The Amethyst Initiative is considering publishing newspaper ads in the coming weeks.

Moana Jagasia, a Duke University sophomore from Singapore, where the drinking age is lower, said reducing the age in the U.S. could be helpful.

"There isn't that much difference in maturity between 21 and 18," she said. "If the age is younger, you're getting exposed to it at a younger age, and you don't freak out when you get to campus."

McCardell's group takes its name from ancient Greece, where the purple gemstone amethyst was widely believed to ward off drunkenness if used in drinking vessels and jewelry. He said college students will drink no matter what, but do so more dangerously when it's illegal.

The statement the presidents have signed avoids calling explicitly for a younger drinking age. Rather, it seeks "an informed and dispassionate debate" over the issue and the federal highway law that made 21 the de facto national drinking age by denying money to any state that bucks the trend.

But the statement makes clear the signers think the current law isn't working, citing a "culture of dangerous, clandestine binge-drinking," and noting that while adults under 21 can vote and enlist in the military, they "are told they are not mature enough to have a beer." Furthermore, "by choosing to use fake IDs, students make ethical compromises that erode respect for the law."

"I'm not sure where the dialogue will lead, but it's an important topic to American families and it deserves a straightforward dialogue," said William Trout, president of Rhodes College in Memphis, Tenn., who has signed the statement.

Duke faced accusations of ignoring the heavy drinking that formed the backdrop of 2006 rape allegations against three lacrosse players. The rape allegations proved to be a hoax, but the alcohol-fueled party was never disputed.

Duke senior Wey Ruepten said university officials should accept the reality that students are going to drink and give them the responsibility that comes with alcohol.

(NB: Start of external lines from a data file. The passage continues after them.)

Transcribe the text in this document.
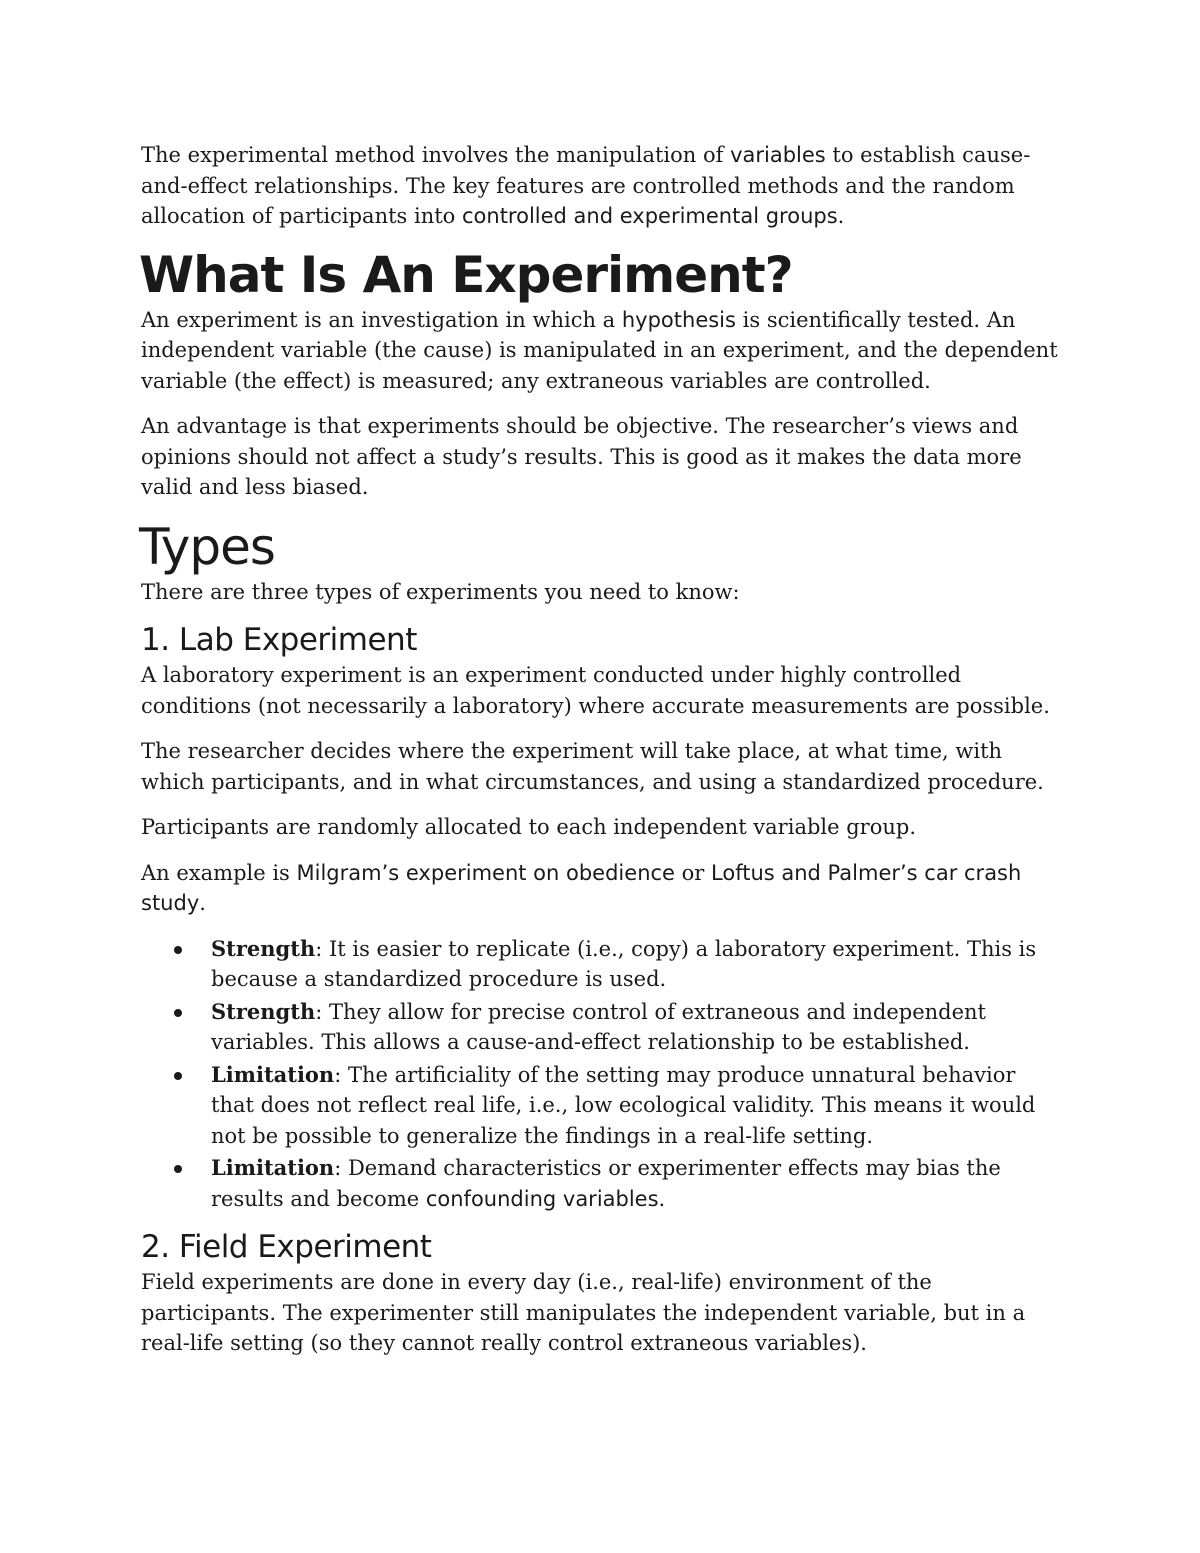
The experimental method involves the manipulation of variables to establish cause-and-effect relationships. The key features are controlled methods and the random allocation of participants into controlled and experimental groups.

What Is An Experiment?

An experiment is an investigation in which a hypothesis is scientifically tested. An independent variable (the cause) is manipulated in an experiment, and the dependent variable (the effect) is measured; any extraneous variables are controlled.

An advantage is that experiments should be objective. The researcher’s views and opinions should not affect a study’s results. This is good as it makes the data more valid and less biased.

Types

There are three types of experiments you need to know:

1. Lab Experiment

A laboratory experiment is an experiment conducted under highly controlled conditions (not necessarily a laboratory) where accurate measurements are possible.

The researcher decides where the experiment will take place, at what time, with which participants, and in what circumstances, and using a standardized procedure.

Participants are randomly allocated to each independent variable group.

An example is Milgram’s experiment on obedience or Loftus and Palmer’s car crash study.

Strength: It is easier to replicate (i.e., copy) a laboratory experiment. This is because a standardized procedure is used.
Strength: They allow for precise control of extraneous and independent variables. This allows a cause-and-effect relationship to be established.
Limitation: The artificiality of the setting may produce unnatural behavior that does not reflect real life, i.e., low ecological validity. This means it would not be possible to generalize the findings in a real-life setting.
Limitation: Demand characteristics or experimenter effects may bias the results and become confounding variables.
2. Field Experiment

Field experiments are done in every day (i.e., real-life) environment of the participants. The experimenter still manipulates the independent variable, but in a real-life setting (so they cannot really control extraneous variables).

"If you treat students like children, they're going to act like children," he said.

Duke President Richard Brodhead declined an interview request. But he wrote in a statement on the Amethyst Initiative's Web site that the 21-year-old drinking age "pushes drinking into hiding, heightening its risks." It also prevents school officials "from addressing drinking with students as an issue of responsible choice."

Hurley, of MADD, has a different take on the presidents.

"They're waving the white flag," he said.

The Associated Press contributed to this report.